If that wasn’t enough, I then heard one of the authors of the World Economic Forum (WEF) Global Risks Report 2013 – featured on the Risk and Innovation spotlight -  talk about the same topic.  The striking and consistent point that emerged from each was that many of the individual risks have not actually changed very much.  What really matters  - and therefore what really needs to be understood – is how these risks interact with each other to create novel risks.

The WEF report considers three such scenarios which represent an interesting constellation of risks; it then considers their impact at global and national levels so that policy-makers can build resilience to these risks.  It’s all well worth a read, but the difficulty for the individual organisation is understanding how to deal with these overwhelmingly large risks beyond its immediate control.  On the one hand, it’s simply not possible for an organisation to tackle them single-handedly.  But equally, responses such as burying heads in the sand and hoping they will go away or feeling helpless don’t seem quite right either.

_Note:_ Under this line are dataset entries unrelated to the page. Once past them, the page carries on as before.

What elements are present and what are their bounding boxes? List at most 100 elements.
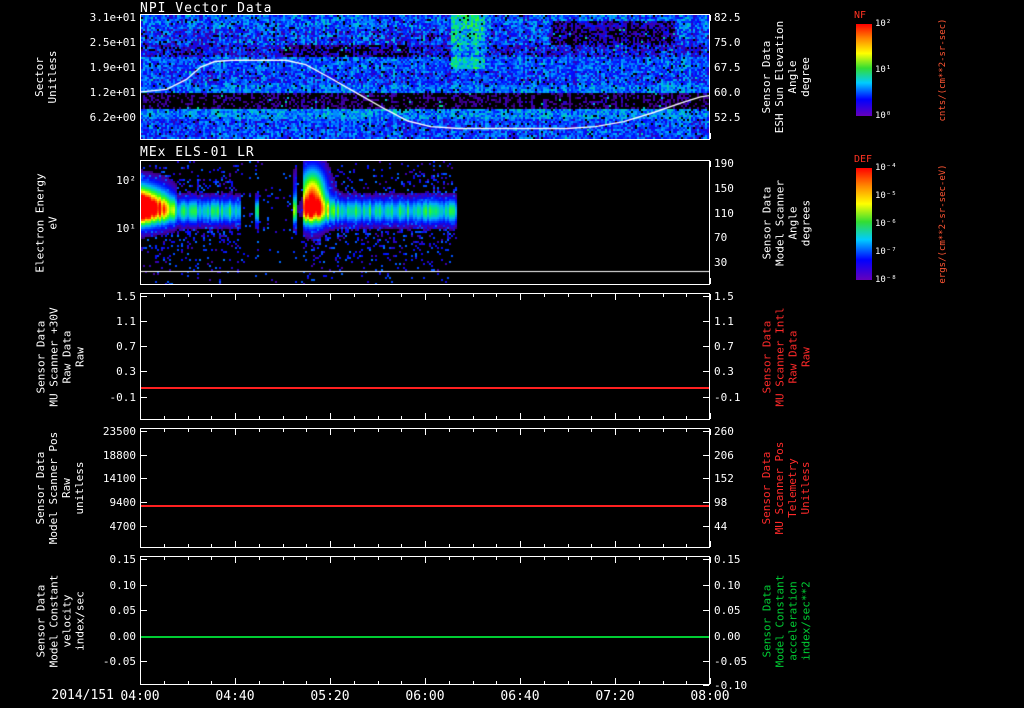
colorbar-tick-label: 10⁻⁵ xyxy=(875,191,897,201)
y-tick-label-left: 0.00 xyxy=(109,629,137,643)
x-minor-tick xyxy=(211,681,213,684)
x-major-tick xyxy=(235,557,236,563)
x-minor-tick xyxy=(163,681,165,684)
colorbar-tick-label: 10⁻⁶ xyxy=(875,219,897,229)
x-minor-tick xyxy=(448,544,450,547)
x-major-tick xyxy=(330,294,331,300)
y-tick-right xyxy=(703,502,709,504)
x-minor-tick xyxy=(472,544,474,547)
x-major-tick xyxy=(235,413,236,419)
y-tick-label-right: 44 xyxy=(714,519,728,533)
x-major-tick xyxy=(235,294,236,300)
x-minor-tick xyxy=(306,429,308,432)
x-minor-tick xyxy=(401,429,403,432)
panel-box-1 xyxy=(140,14,710,140)
y-tick-left xyxy=(141,296,147,298)
x-minor-tick xyxy=(306,544,308,547)
y-tick-left xyxy=(141,346,147,348)
y-tick-label-right: 52.5 xyxy=(714,110,741,124)
x-tick-label: 06:40 xyxy=(500,689,540,704)
x-major-tick xyxy=(140,161,141,167)
y-tick-right xyxy=(703,296,709,298)
y-tick-left xyxy=(141,661,147,663)
y-tick-label-left: 10¹ xyxy=(116,222,136,235)
y-tick-label-left: 9400 xyxy=(109,496,137,510)
panel1-title: NPI Vector Data xyxy=(140,1,273,16)
y-tick-label-left: -0.1 xyxy=(109,390,137,404)
panel-box-5 xyxy=(140,556,710,685)
x-minor-tick xyxy=(686,429,688,432)
x-minor-tick xyxy=(543,544,545,547)
x-minor-tick xyxy=(258,416,260,419)
x-major-tick xyxy=(615,429,616,435)
x-major-tick xyxy=(520,429,521,435)
y-axis-label-1: Sector Unitless xyxy=(33,14,59,140)
y-tick-label-right: 0.7 xyxy=(714,340,734,354)
x-major-tick xyxy=(425,429,426,435)
y-tick-right xyxy=(703,454,709,456)
x-minor-tick xyxy=(448,294,450,297)
x-minor-tick xyxy=(567,544,569,547)
axis-label-line: MU Scanner Intl xyxy=(773,306,786,407)
x-minor-tick xyxy=(567,416,569,419)
x-major-tick xyxy=(140,294,141,300)
x-major-tick xyxy=(140,678,141,684)
y-tick-label-right: 0.10 xyxy=(714,578,741,592)
x-minor-tick xyxy=(211,429,213,432)
colorbar-tick-label: 10¹ xyxy=(875,65,892,75)
x-major-tick xyxy=(140,15,141,21)
y-tick-label-right: 190 xyxy=(714,157,734,171)
x-major-tick xyxy=(710,133,711,139)
y-tick-label-left: 0.3 xyxy=(116,365,136,379)
x-minor-tick xyxy=(543,294,545,297)
colorbar-tick-label: 10⁻⁴ xyxy=(875,163,897,173)
x-minor-tick xyxy=(187,544,189,547)
x-major-tick xyxy=(615,294,616,300)
y-tick-left xyxy=(141,584,147,586)
x-major-tick xyxy=(615,678,616,684)
right-axis-label-3: Sensor Data MU Scanner Intl Raw Data Raw xyxy=(760,293,812,420)
x-minor-tick xyxy=(282,294,284,297)
x-minor-tick xyxy=(662,294,664,297)
x-minor-tick xyxy=(472,681,474,684)
y-tick-label-right: 1.1 xyxy=(714,315,734,329)
axis-label-line: Electron Energy xyxy=(33,172,46,273)
right-axis-label-4: Sensor Data MU Scanner Pos Telemetry Unitle… xyxy=(760,428,812,548)
colorbar-title: DEF xyxy=(854,154,873,165)
x-minor-tick xyxy=(662,416,664,419)
x-tick-label: 04:40 xyxy=(215,689,255,704)
y-tick-right xyxy=(703,525,709,527)
x-major-tick xyxy=(330,557,331,563)
panel-box-4 xyxy=(140,428,710,548)
x-minor-tick xyxy=(163,544,165,547)
panel2-title: MEx ELS-01 LR xyxy=(140,145,255,160)
x-minor-tick xyxy=(282,681,284,684)
axis-label-line: ESH Sun Elevation xyxy=(773,20,786,134)
x-major-tick xyxy=(520,678,521,684)
x-minor-tick xyxy=(448,416,450,419)
axis-label-line: Angle xyxy=(786,205,799,240)
x-minor-tick xyxy=(353,681,355,684)
x-minor-tick xyxy=(353,416,355,419)
colorbar-unit: ergs/(cm**2-sr-sec-eV) xyxy=(938,164,948,284)
y-tick-label-right: -0.10 xyxy=(714,679,748,692)
x-minor-tick xyxy=(306,681,308,684)
x-minor-tick xyxy=(591,416,593,419)
x-minor-tick xyxy=(638,429,640,432)
x-minor-tick xyxy=(591,557,593,560)
npi-spectrogram-canvas xyxy=(141,15,709,139)
y-tick-label-left: 0.15 xyxy=(109,553,137,567)
y-tick-label-right: 110 xyxy=(714,206,734,220)
y-axis-label-4: Sensor Data Model Scanner Pos Raw unitless xyxy=(34,428,86,548)
right-axis-label-1: Sensor Data ESH Sun Elevation Angle degree xyxy=(760,14,812,140)
x-major-tick xyxy=(520,541,521,547)
y-tick-label-right: 75.0 xyxy=(714,36,741,50)
axis-label-line: Sector xyxy=(33,57,46,97)
y-tick-label-right: -0.1 xyxy=(714,390,741,404)
x-minor-tick xyxy=(567,429,569,432)
x-minor-tick xyxy=(591,294,593,297)
x-minor-tick xyxy=(448,429,450,432)
x-major-tick xyxy=(425,541,426,547)
x-minor-tick xyxy=(401,557,403,560)
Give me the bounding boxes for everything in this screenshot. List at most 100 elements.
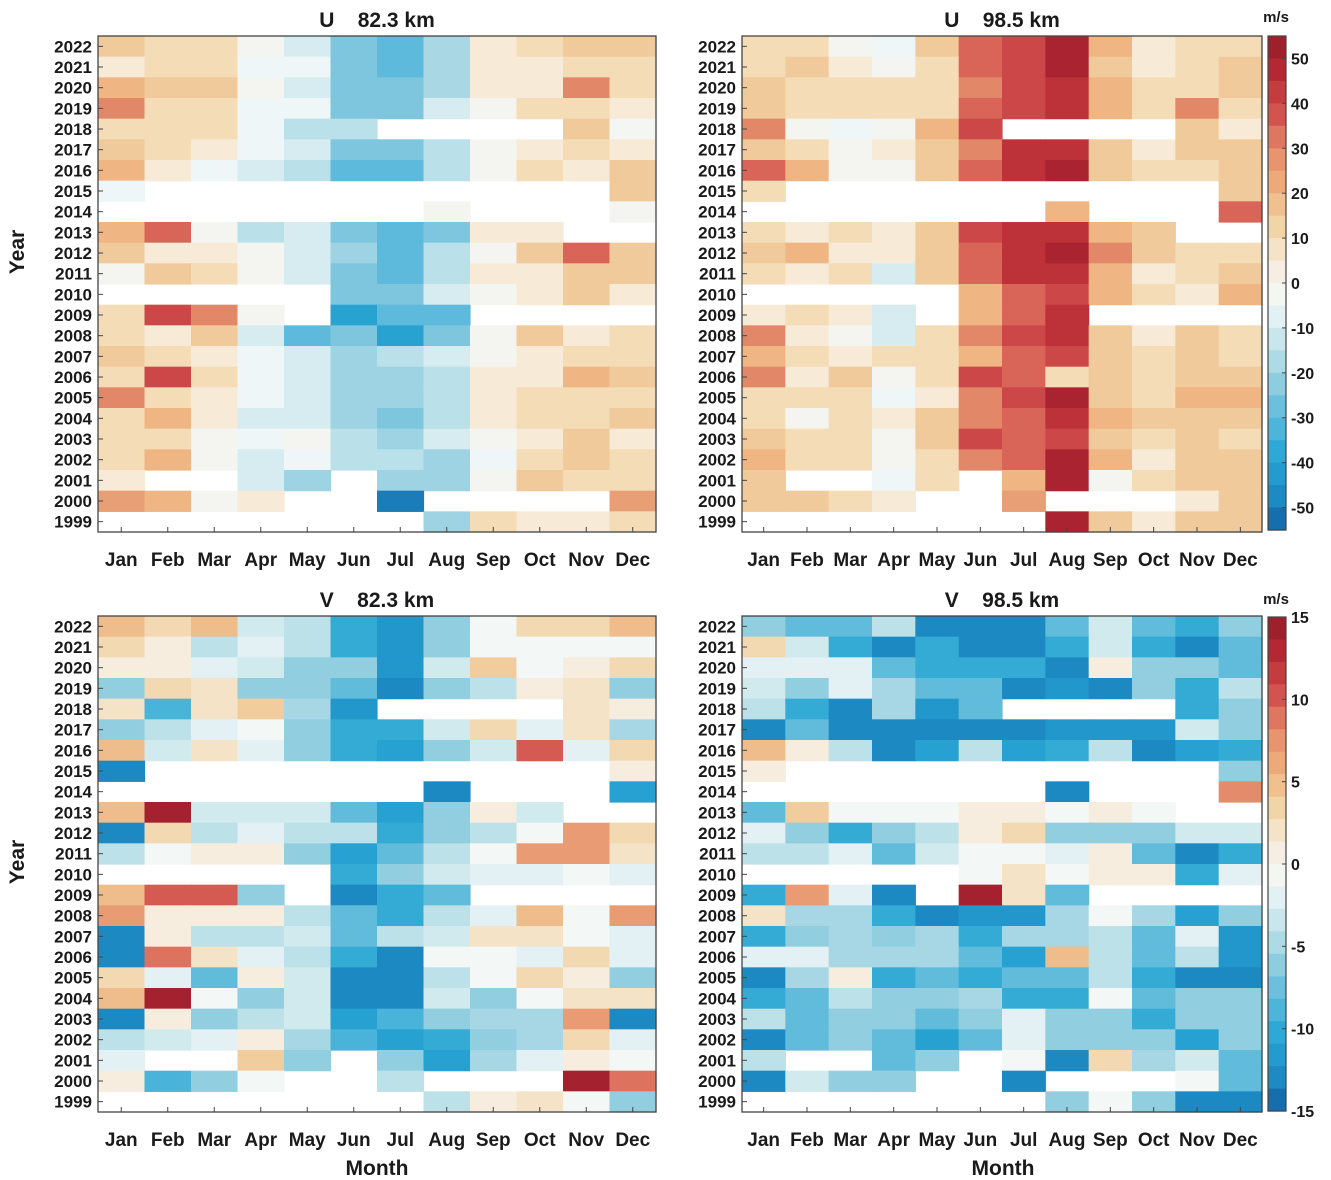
- y-tick-label: 2014: [54, 203, 92, 222]
- heatmap-cell: [330, 678, 378, 700]
- heatmap-cell: [828, 118, 873, 140]
- heatmap-cell: [1002, 36, 1046, 58]
- heatmap-cell: [742, 719, 786, 741]
- heatmap-cell: [98, 325, 146, 347]
- heatmap-cell: [144, 843, 192, 865]
- heatmap-cell: [958, 428, 1003, 450]
- heatmap-cell: [1088, 160, 1133, 182]
- heatmap-cell: [377, 263, 425, 285]
- heatmap-cell: [470, 36, 518, 58]
- heatmap-cell: [1088, 1029, 1133, 1051]
- heatmap-cell: [330, 346, 378, 368]
- heatmap-cell: [1045, 843, 1090, 865]
- heatmap-cell: [742, 98, 786, 120]
- y-tick-label: 2019: [698, 99, 736, 118]
- heatmap-cell: [470, 263, 518, 285]
- y-tick-label: 2003: [54, 1010, 92, 1029]
- heatmap-cell: [872, 304, 916, 326]
- heatmap-cell: [377, 222, 425, 244]
- heatmap-cell: [330, 366, 378, 388]
- heatmap-cell: [563, 428, 611, 450]
- colorbar-swatch: [1268, 283, 1286, 307]
- heatmap-cell: [423, 242, 471, 264]
- heatmap-cell: [1218, 967, 1263, 989]
- heatmap-cell: [1132, 719, 1176, 741]
- heatmap-cell: [470, 222, 518, 244]
- heatmap-cell: [609, 678, 657, 700]
- heatmap-cell: [742, 884, 786, 906]
- heatmap-cell: [609, 118, 657, 140]
- heatmap-cell: [516, 864, 564, 886]
- x-tick-label: Mar: [833, 550, 867, 571]
- x-tick-label: Oct: [524, 1130, 556, 1151]
- heatmap-cell: [1088, 719, 1133, 741]
- colorbar-swatch: [1268, 774, 1286, 798]
- heatmap-cell: [1002, 946, 1046, 968]
- heatmap-cell: [915, 139, 960, 161]
- heatmap-cell: [563, 242, 611, 264]
- y-tick-label: 2017: [698, 141, 736, 160]
- y-tick-label: 2017: [698, 721, 736, 740]
- heatmap-cell: [1175, 616, 1220, 638]
- heatmap-cell: [872, 428, 916, 450]
- heatmap-cell: [785, 1008, 830, 1030]
- heatmap-cell: [785, 222, 830, 244]
- x-tick-label: Jul: [387, 550, 414, 571]
- heatmap-cell: [330, 636, 378, 658]
- y-tick-label: 2001: [54, 471, 92, 490]
- y-tick-label: 2007: [54, 927, 92, 946]
- x-tick-label: Nov: [568, 550, 604, 571]
- heatmap-cell: [958, 657, 1003, 679]
- heatmap-cell: [1088, 843, 1133, 865]
- heatmap-cell: [284, 1008, 332, 1030]
- heatmap-cell: [377, 864, 425, 886]
- y-tick-label: 2020: [54, 79, 92, 98]
- y-tick-label: 2004: [54, 409, 92, 428]
- y-tick-label: 2018: [54, 700, 92, 719]
- heatmap-cell: [1045, 1008, 1090, 1030]
- heatmap-cell: [284, 387, 332, 409]
- heatmap-cell: [828, 843, 873, 865]
- y-tick-label: 2008: [54, 327, 92, 346]
- heatmap-cell: [785, 366, 830, 388]
- heatmap-cell: [1002, 449, 1046, 471]
- heatmap-cell: [516, 325, 564, 347]
- heatmap-cell: [915, 988, 960, 1010]
- y-tick-label: 2003: [54, 430, 92, 449]
- colorbar-tick-label: -10: [1291, 1022, 1314, 1039]
- heatmap-cell: [1175, 946, 1220, 968]
- heatmap-cell: [609, 698, 657, 720]
- heatmap-cell: [377, 1008, 425, 1030]
- heatmap-cell: [1002, 139, 1046, 161]
- heatmap-cell: [330, 988, 378, 1010]
- heatmap-cell: [98, 490, 146, 512]
- heatmap-cell: [958, 967, 1003, 989]
- heatmap-cell: [516, 822, 564, 844]
- heatmap-cell: [377, 160, 425, 182]
- heatmap-cell: [1088, 325, 1133, 347]
- heatmap-cell: [1175, 470, 1220, 492]
- x-tick-label: Jul: [1010, 550, 1037, 571]
- heatmap-cell: [377, 139, 425, 161]
- x-tick-label: Feb: [790, 1130, 824, 1151]
- heatmap-cell: [742, 77, 786, 99]
- heatmap-cell: [144, 719, 192, 741]
- heatmap-cell: [1045, 1091, 1090, 1113]
- heatmap-cell: [237, 490, 285, 512]
- heatmap-cell: [1088, 967, 1133, 989]
- heatmap-cell: [1002, 884, 1046, 906]
- heatmap-cell: [609, 263, 657, 285]
- heatmap-cell: [1132, 77, 1176, 99]
- heatmap-cell: [1218, 843, 1263, 865]
- heatmap-cell: [191, 616, 239, 638]
- heatmap-cell: [609, 201, 657, 223]
- heatmap-cell: [98, 905, 146, 927]
- y-tick-label: 2006: [54, 368, 92, 387]
- heatmap-cell: [609, 988, 657, 1010]
- heatmap-cell: [516, 98, 564, 120]
- plot-frame: [741, 35, 1263, 533]
- heatmap-cell: [470, 346, 518, 368]
- heatmap-cell: [423, 884, 471, 906]
- heatmap-cell: [423, 222, 471, 244]
- heatmap-cell: [191, 657, 239, 679]
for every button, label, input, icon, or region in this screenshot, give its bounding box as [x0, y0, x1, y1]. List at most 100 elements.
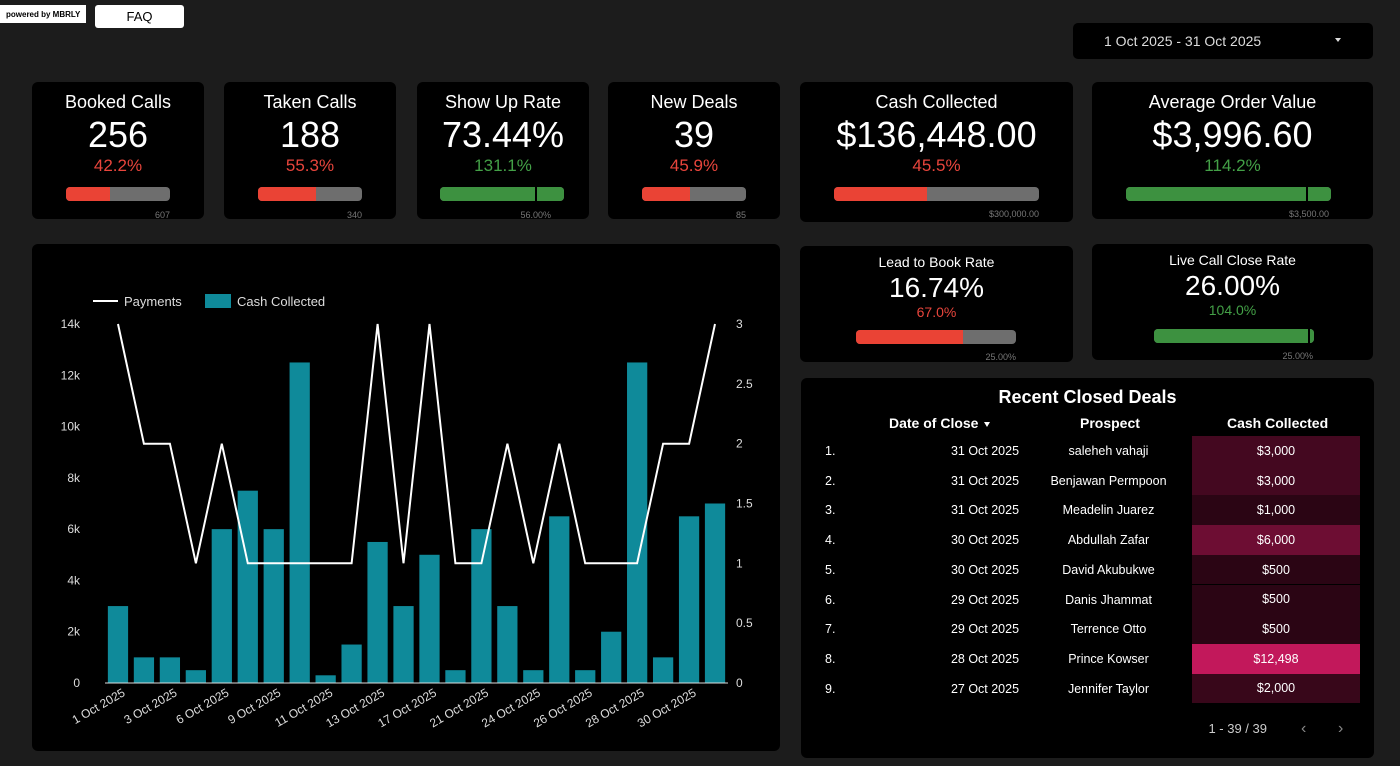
sort-desc-icon: [984, 421, 991, 427]
chart-svg: 0 2k 4k 6k 8k 10k 12k 14k 0 0.5 1 1.5 2 2.5 3 1 Oct 202…: [61, 294, 753, 730]
y-left-tick: 10k: [61, 420, 81, 434]
legend-payments-label: Payments: [124, 294, 182, 309]
kpi-target: $300,000.00: [988, 209, 1039, 219]
row-prospect: Meadelin Juarez: [1062, 503, 1155, 518]
kpi-value: $136,448.00: [836, 114, 1037, 155]
kpi-target: 25.00%: [985, 352, 1016, 362]
kpi-target: 85: [735, 210, 746, 220]
payments-line: [117, 323, 716, 565]
y-right-tick: 0.5: [736, 616, 753, 630]
kpi-percent: 55.3%: [285, 156, 335, 175]
kpi-label: Live Call Close Rate: [1169, 252, 1296, 268]
kpi-lead-to-book-rate: Lead to Book Rate 16.74% 67.0% 25.00%: [800, 246, 1073, 362]
table-row[interactable]: 5. 30 Oct 2025 David Akubukwe $500: [801, 554, 1374, 585]
y-left-tick: 12k: [61, 368, 81, 382]
table-row[interactable]: 1. 31 Oct 2025 saleheh vahaji $3,000: [801, 436, 1374, 466]
y-right-tick: 0: [736, 676, 743, 690]
row-prospect: saleheh vahaji: [1068, 444, 1149, 458]
row-cash: $500: [1192, 614, 1360, 644]
table-row[interactable]: 3. 31 Oct 2025 Meadelin Juarez $1,000: [801, 495, 1374, 526]
x-tick-label: 1 Oct 2025: [70, 685, 128, 727]
kpi-taken-calls: Taken Calls 188 55.3% 340: [224, 82, 396, 220]
cash-bar: [652, 657, 674, 683]
y-right-tick: 3: [736, 317, 743, 331]
table-row[interactable]: 9. 27 Oct 2025 Jennifer Taylor $2,000: [801, 673, 1374, 704]
kpi-percent: 67.0%: [916, 304, 957, 320]
row-date: 30 Oct 2025: [950, 562, 1020, 577]
kpi-label: Average Order Value: [1148, 92, 1317, 112]
y-left-tick: 4k: [67, 573, 81, 587]
kpi-progress-bar: [856, 330, 1016, 344]
row-date: 31 Oct 2025: [950, 503, 1020, 518]
table-row[interactable]: 4. 30 Oct 2025 Abdullah Zafar $6,000: [801, 525, 1374, 555]
row-cash: $3,000: [1192, 465, 1360, 496]
cash-bar: [289, 362, 310, 683]
row-prospect: Terrence Otto: [1070, 622, 1147, 637]
kpi-percent: 45.9%: [669, 156, 719, 175]
kpi-new-deals: New Deals 39 45.9% 85: [608, 82, 780, 220]
kpi-label: Taken Calls: [263, 92, 357, 112]
row-cash: $1,000: [1192, 495, 1360, 526]
row-prospect: Prince Kowser: [1068, 651, 1149, 666]
row-prospect: Jennifer Taylor: [1067, 681, 1150, 696]
chevron-down-icon: [1335, 38, 1341, 42]
x-tick-label: 30 Oct 2025: [635, 685, 699, 730]
kpi-percent: 114.2%: [1204, 156, 1261, 175]
row-number: 7.: [825, 622, 836, 637]
row-date: 31 Oct 2025: [950, 473, 1020, 488]
kpi-booked-calls: Booked Calls 256 42.2% 607: [32, 82, 204, 220]
table-row[interactable]: 7. 29 Oct 2025 Terrence Otto $500: [801, 614, 1374, 644]
row-number: 4.: [825, 533, 836, 548]
row-date: 29 Oct 2025: [950, 592, 1020, 607]
row-number: 6.: [825, 592, 836, 607]
kpi-progress-bar: [440, 187, 564, 201]
date-range-label: 1 Oct 2025 - 31 Oct 2025: [1104, 33, 1262, 49]
kpi-value: 73.44%: [441, 114, 565, 155]
kpi-value: 16.74%: [889, 272, 984, 303]
table-row[interactable]: 6. 29 Oct 2025 Danis Jhammat $500: [801, 584, 1374, 615]
cash-bar: [263, 529, 284, 683]
cash-bar: [107, 606, 129, 683]
kpi-progress-bar: [66, 187, 170, 201]
chevron-right-icon[interactable]: ›: [1338, 720, 1344, 737]
kpi-label: Show Up Rate: [444, 92, 562, 112]
row-number: 1.: [825, 444, 836, 458]
row-date: 27 Oct 2025: [950, 681, 1020, 696]
column-header-date[interactable]: Date of Close: [889, 415, 991, 431]
cash-bar: [575, 670, 596, 683]
kpi-label: Cash Collected: [875, 92, 998, 112]
row-date: 30 Oct 2025: [950, 533, 1020, 548]
kpi-target: $3,500.00: [1288, 209, 1329, 219]
row-number: 3.: [825, 503, 836, 518]
cash-bar: [601, 631, 622, 683]
cash-bar: [678, 516, 700, 683]
kpi-target: 607: [154, 210, 170, 220]
row-number: 2.: [825, 473, 836, 488]
pagination-label: 1 - 39 / 39: [1208, 721, 1267, 736]
kpi-percent: 45.5%: [912, 156, 961, 175]
row-prospect: Benjawan Permpoon: [1050, 473, 1167, 488]
cash-bar: [315, 675, 336, 683]
powered-by-badge: powered by MBRLY: [0, 5, 86, 23]
table-row[interactable]: 2. 31 Oct 2025 Benjawan Permpoon $3,000: [801, 465, 1374, 496]
kpi-progress-bar: [1126, 187, 1331, 201]
column-header-cash[interactable]: Cash Collected: [1227, 415, 1329, 431]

Fortunately, our speaker was on hand to provide a few useful pointers for each scenario:

Digital fires in a hyperconnected world – this case refers to cyber risk, critical information infrastructure failures and the viral spread of information – or misinformation.  The origin may be organised crime, seeking financial gain or governments trying to obtain intellectual property.  In this case, business responses should focus on the practical with emphasis on data privacy and security.  Even simple steps like a clear desk policy can be valuable to prevent loss of information.

The dangers of hubris on human health – the key issues here are pandemics and antibiotic resistance.  While it is clearly beyond the capacity of individual companies to come up with measures like incentives to reduce overuse, what they can do is focus on business continuity planning.

Testing economic and environmental resilience – this was by far the most complex set of circumstances, bringing together stresses on the global economic system and the environmental system.  With a broader set of triggers, this one is by far the most challenging for an individual organisation to handle.   However, an important first step is to invest in scenario planning, using such resources as the WEF report as part of strategic planning, simply to get a handle on how supply chains and other aspects of the business might be affected.

So I wouldn’t recommend the WEF report as an easy and comfortable read – but certainly a crucial one.  Here are some further top tips:

  • Identify risks in the context of your business – and more importantly, understand how they interconnect.  Make sure your risk experts are capable of viewing risk from this broad viewpoint.
  • As the recent European horsemeat scandal has shown only too well, supply chains are complex, long and difficult to monitor.  You need to understand yours thoroughly.
  • Risk models and scenarios are useful, but you need to use them intelligently to make decisions.
  • And at board level, risks to reputation and implementation of strategy need to be prioritised.

What underpins all these tips is identifying and analysing the information that is relevant to the current and future performance of your business.  So reports such as the WEF Global Risks report provide valuable background reading for all CGMA designation holders.